Actually, just thinking about that some more: I've probably not been conservative enough with the power rating calculations there. Given that your load resistance is as absurdly low as it is, the DC resistance of any smallish transformer's secondary winding is probably going to exceed it, which means that you might well end up with more of the amplifier's output power dissipated inside the transformer than by your wire. It still won't be anywhere near as inefficient as a series resistor, but do keep a finger and a nose on the transformer temperature if the amp needs to be turned up loud to get you the output you want.
posted by flabdablet at 9:46 PM on March 12

Another thought: if your wire needs more mechanical drive, you could just add more magnets along its length so that it's getting "plucked" in multiple places at once. The way you space those will affect the harmonics you get out of it too.
posted by flabdablet at 9:51 PM on March 12

It's a matter of some suspense how close I can bring those two before they violently reunite

Should be able to deal with that by just letting them attract each other as hard as they want while keeping just the ends of them separated with something non-magnetic - multiple layers of thin cardboard maybe - so as to make a slot for your wire to vibrate inside.

Or you could remove the entire voice coil drive assembly from the hard disk drive, keep the magnets in their original mounts, and string your wire between them where the voice coil used to go.

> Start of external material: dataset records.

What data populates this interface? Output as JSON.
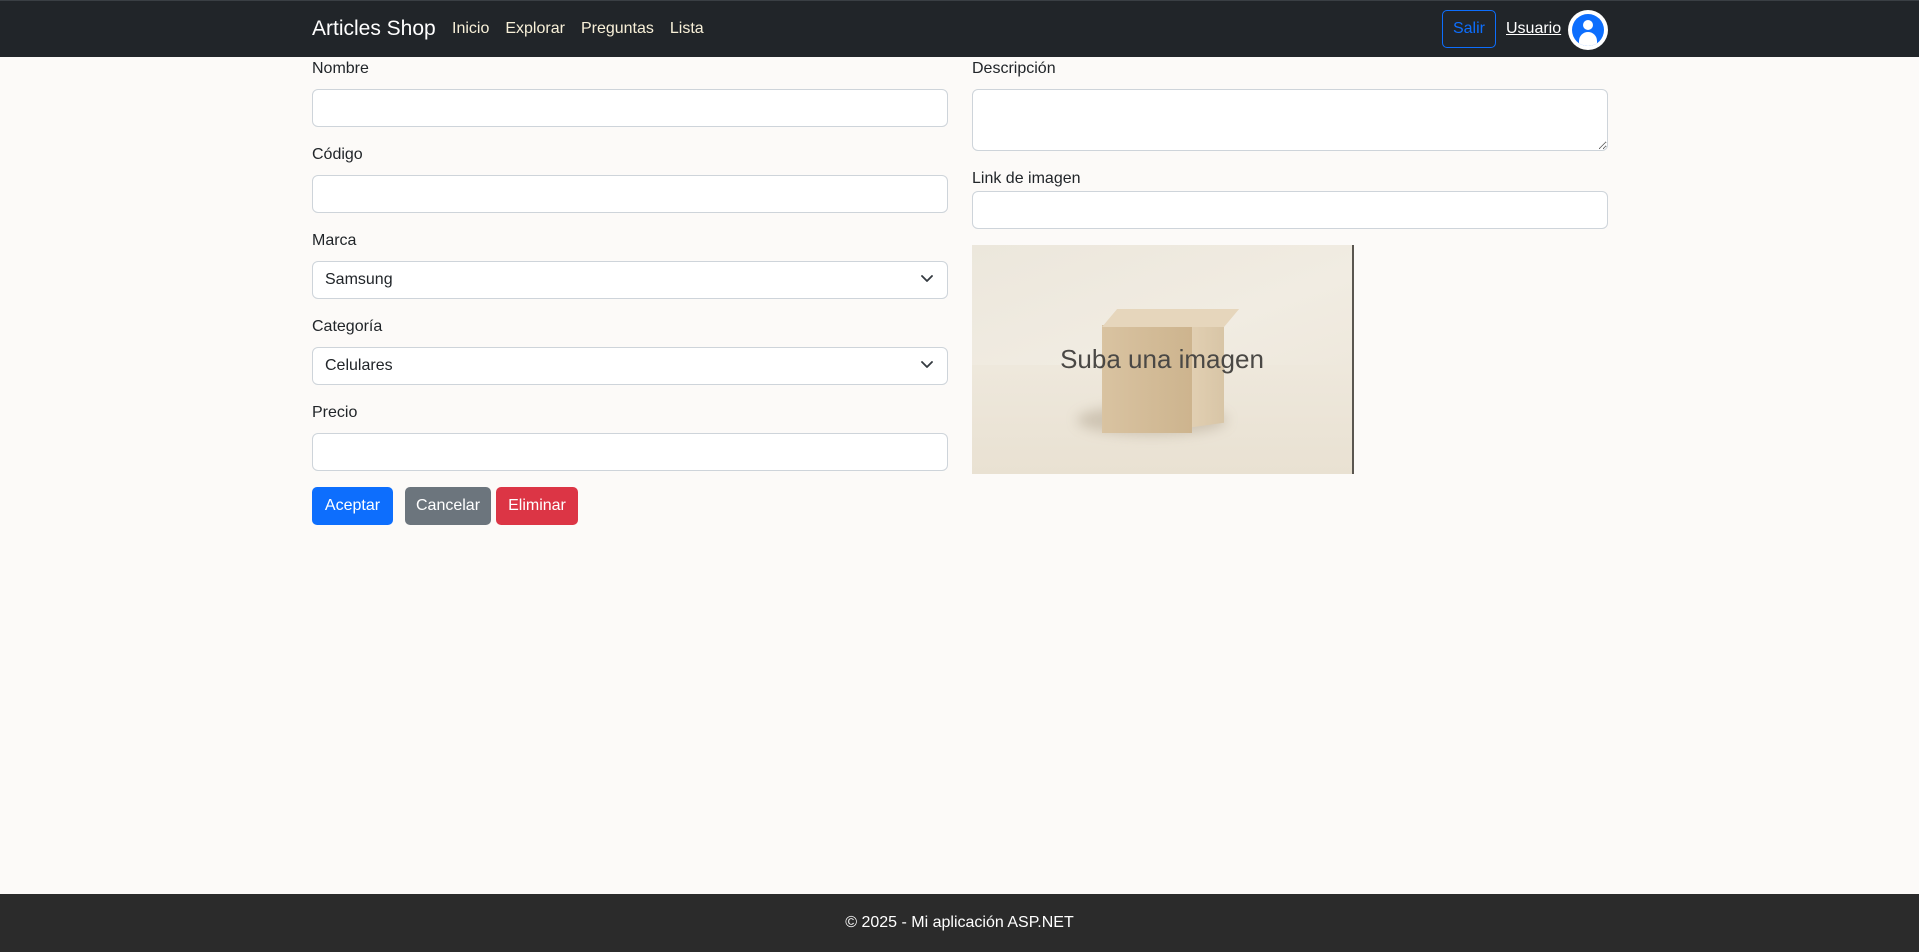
{
  "navbar": {
    "brand": "Articles Shop",
    "links": [
      "Inicio",
      "Explorar",
      "Preguntas",
      "Lista"
    ],
    "logout_label": "Salir",
    "user_label": "Usuario",
    "avatar_icon": "user-avatar-icon"
  },
  "form": {
    "nombre": {
      "label": "Nombre",
      "value": ""
    },
    "codigo": {
      "label": "Código",
      "value": ""
    },
    "marca": {
      "label": "Marca",
      "selected": "Samsung"
    },
    "categoria": {
      "label": "Categoría",
      "selected": "Celulares"
    },
    "precio": {
      "label": "Precio",
      "value": ""
    },
    "descripcion": {
      "label": "Descripción",
      "value": ""
    },
    "imagen": {
      "label": "Link de imagen",
      "value": ""
    },
    "image_placeholder": "Suba una imagen"
  },
  "buttons": {
    "accept": "Aceptar",
    "cancel": "Cancelar",
    "delete": "Eliminar"
  },
  "colors": {
    "primary": "#0d6efd",
    "secondary": "#6c757d",
    "danger": "#dc3545",
    "navbar": "#212529"
  },
  "footer": {
    "text": "© 2025 - Mi aplicación ASP.NET"
  }
}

Those mounts are designed to create a nice consistent field in between the pole pieces for the voice coil to work against.
posted by flabdablet at 9:59 PM on March 12

flabdablet: Putting a resistor in series with your wire is going to result in almost all the amplifier's output power being dissipated in the resistor,

The property you care about is the current through the wire, not the power dissipated in it. Having a suitable (4..8 Ohm) resistor in series will not appreciably change the current through the setup, just keep the amp in its proper operating region.
posted by Stoneshop at 1:25 AM on March 13

Quite so, but if you've got an amplifier dumping its rated output power into a series string consisting of a speaker-like resistance plus two metres of piano wire, there will be a lot less current flowing through the piano wire than you'd get by wiring it across the secondary of a suitable transformer instead.

Let's assume that the amp is good for 40W into an 8Ω load, that the piano wire is 0.1Ω and you've got that in series with an 8Ω 40W power resistor (which is a pretty chonky resistor - you'd probably need to make it up from four 33Ω 10W ceramic power resistors in parallel). The maximum current the amp can deliver to this setup, running flat out, is going to be √(40W/8.1Ω) = 2.2A.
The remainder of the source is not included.